Он кинулся к ним, а они распахнули объятия, и так они стояли втроем, покачиваясь и поддерживая друг друга.
Перед самым рассветом к низкому белому дому Махлы пришла Оливема.
Махла была одна, нянчила ребенка. Это вправду был крупный ребенок. Он жадно пил молоко. Махла выглядела бледной и хрупкой, но она тихонько напевала, склонившись над малышом, пока тот ел.
Она подняла голову, увидела Оливему и улыбнулась ей:
– Как я рада тебя видеть, Оли!
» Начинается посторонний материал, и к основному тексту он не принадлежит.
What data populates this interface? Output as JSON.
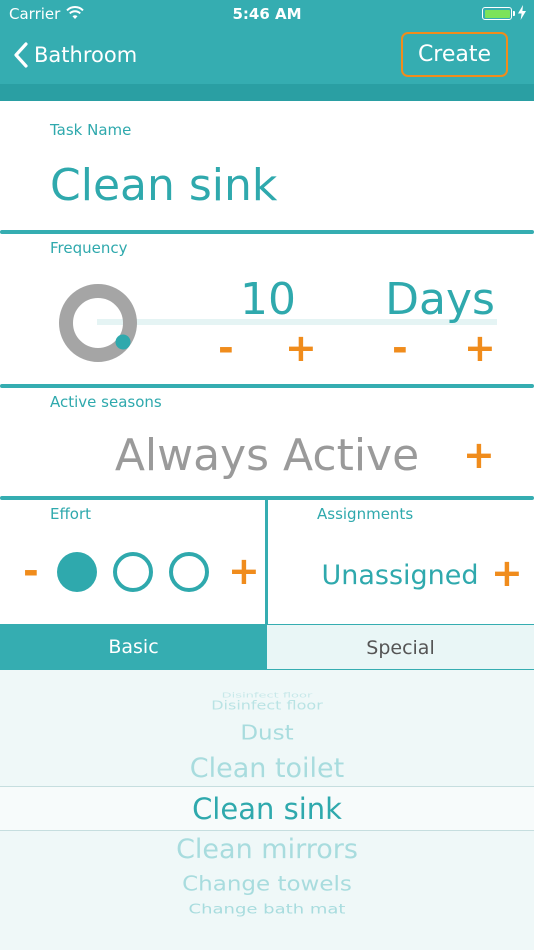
{
  "status": {
    "carrier": "Carrier",
    "time": "5:46 AM"
  },
  "nav": {
    "back_label": "Bathroom",
    "create_label": "Create"
  },
  "task_name": {
    "label": "Task Name",
    "value": "Clean sink"
  },
  "frequency": {
    "label": "Frequency",
    "number": "10",
    "unit": "Days",
    "minus": "-",
    "plus": "+"
  },
  "seasons": {
    "label": "Active seasons",
    "value": "Always Active",
    "plus": "+"
  },
  "effort": {
    "label": "Effort",
    "minus": "-",
    "plus": "+",
    "level": 1,
    "max": 3
  },
  "assignments": {
    "label": "Assignments",
    "value": "Unassigned",
    "plus": "+"
  },
  "tabs": {
    "basic": "Basic",
    "special": "Special",
    "selected": "Basic"
  },
  "picker": {
    "items": [
      "Disinfect floor",
      "Dust",
      "Clean toilet",
      "Clean sink",
      "Clean mirrors",
      "Change towels",
      "Change bath mat"
    ],
    "selected": "Clean sink"
  },
  "colors": {
    "accent": "#35adb1",
    "orange": "#f08c1c",
    "inactive_text": "#9a9a9a"
  }
}
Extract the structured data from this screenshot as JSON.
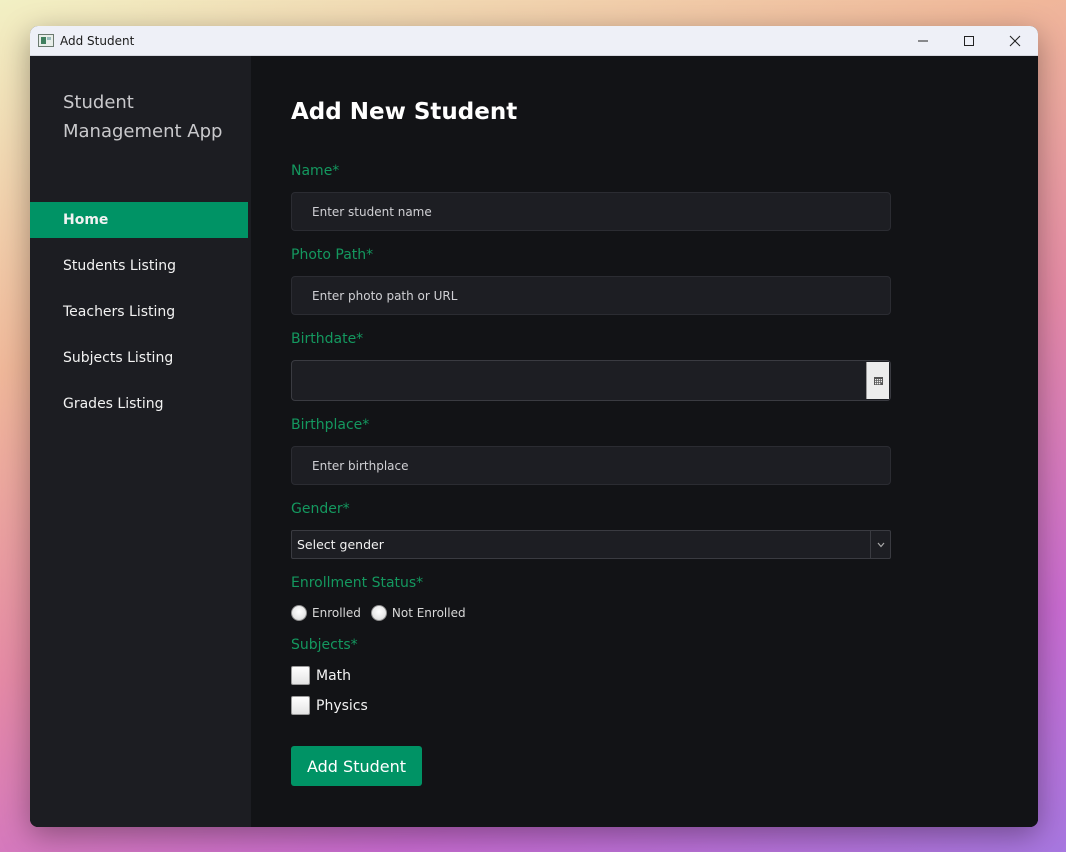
{
  "window": {
    "title": "Add Student"
  },
  "sidebar": {
    "app_title": "Student Management App",
    "items": [
      {
        "label": "Home",
        "active": true
      },
      {
        "label": "Students Listing",
        "active": false
      },
      {
        "label": "Teachers Listing",
        "active": false
      },
      {
        "label": "Subjects Listing",
        "active": false
      },
      {
        "label": "Grades Listing",
        "active": false
      }
    ]
  },
  "form": {
    "title": "Add New Student",
    "name": {
      "label": "Name*",
      "placeholder": "Enter student name",
      "value": ""
    },
    "photo": {
      "label": "Photo Path*",
      "placeholder": "Enter photo path or URL",
      "value": ""
    },
    "birthdate": {
      "label": "Birthdate*",
      "value": ""
    },
    "birthplace": {
      "label": "Birthplace*",
      "placeholder": "Enter birthplace",
      "value": ""
    },
    "gender": {
      "label": "Gender*",
      "selected": "Select gender"
    },
    "enrollment": {
      "label": "Enrollment Status*",
      "options": [
        "Enrolled",
        "Not Enrolled"
      ]
    },
    "subjects": {
      "label": "Subjects*",
      "options": [
        "Math",
        "Physics"
      ]
    },
    "submit_label": "Add Student"
  },
  "colors": {
    "accent": "#009365",
    "label_green": "#14985f",
    "sidebar_bg": "#1c1d22",
    "main_bg": "#121316"
  }
}
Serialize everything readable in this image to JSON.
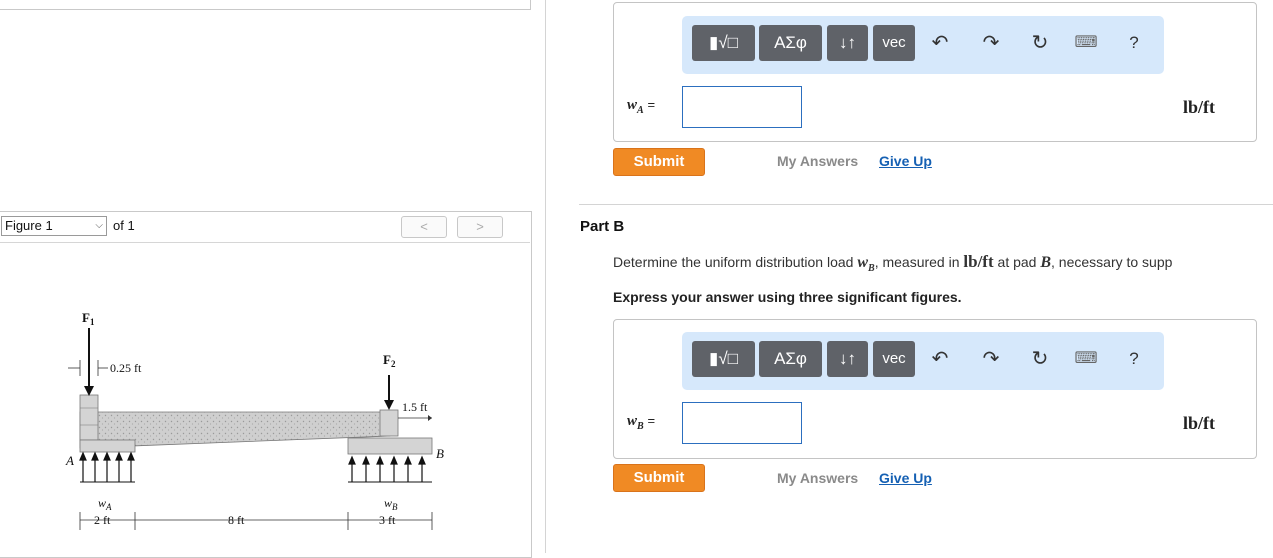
{
  "figure_nav": {
    "select_value": "Figure 1",
    "of_text": "of 1",
    "prev": "<",
    "next": ">"
  },
  "toolbar": {
    "templates_icon": "template-radical-icon",
    "greek_label": "ΑΣφ",
    "arrows_label": "↓↑",
    "vec_label": "vec",
    "undo": "↶",
    "redo": "↷",
    "reset": "↻",
    "keyboard": "⌨",
    "help": "?"
  },
  "part_a": {
    "var_main": "w",
    "var_sub": "A",
    "equals": "=",
    "value": "",
    "unit": "lb/ft",
    "submit_label": "Submit",
    "my_answers": "My Answers",
    "give_up": "Give Up"
  },
  "part_b": {
    "title": "Part B",
    "desc_1": "Determine the uniform distribution load ",
    "desc_var": "w",
    "desc_var_sub": "B",
    "desc_2": ", measured in ",
    "desc_unit": "lb/ft",
    "desc_3": " at pad ",
    "desc_pad": "B",
    "desc_4": ", necessary to supp",
    "express": "Express your answer using three significant figures.",
    "var_main": "w",
    "var_sub": "B",
    "equals": "=",
    "value": "",
    "unit": "lb/ft",
    "submit_label": "Submit",
    "my_answers": "My Answers",
    "give_up": "Give Up"
  },
  "figure": {
    "f1_main": "F",
    "f1_sub": "1",
    "f2_main": "F",
    "f2_sub": "2",
    "dim_025": "0.25 ft",
    "dim_15": "1.5 ft",
    "label_a": "A",
    "label_b": "B",
    "wa_main": "w",
    "wa_sub": "A",
    "wb_main": "w",
    "wb_sub": "B",
    "dim_2": "2 ft",
    "dim_8": "8 ft",
    "dim_3": "3 ft"
  }
}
Входи.
Оливема стояла, глядя на Махлу и ребенка.
– Угиэль добр к тебе?
– Он очень хороший. – Глаза Махлы светились любовью.
– Ты счастлива с ним? Вправду счастлива, как я с Иафетом?
– Вправду счастлива. Но Угиэль – это Угиэль, а Иафет – это Иафет.
– Он тебя не обижал?
– Никогда.
– Он о тебе заботится?
– Прекрасно заботится. И он любит нашего ребенка.
– Хорошо, – сказала Оливема. – Это все, что я хотела знать.
И она оставила Махлу и вернулась в шатер, который делила с Иафетом.
Серафимы собрались вместе, когда рассвет залил пустыню мягким жемчужным светом. Тучи сделались плотнее, птицы в кронах деревьев пели тише обычного, и болтовня обезьян звучала приглушенно.
– Мне кажется, это вполне возможно, – сказал Аднарель.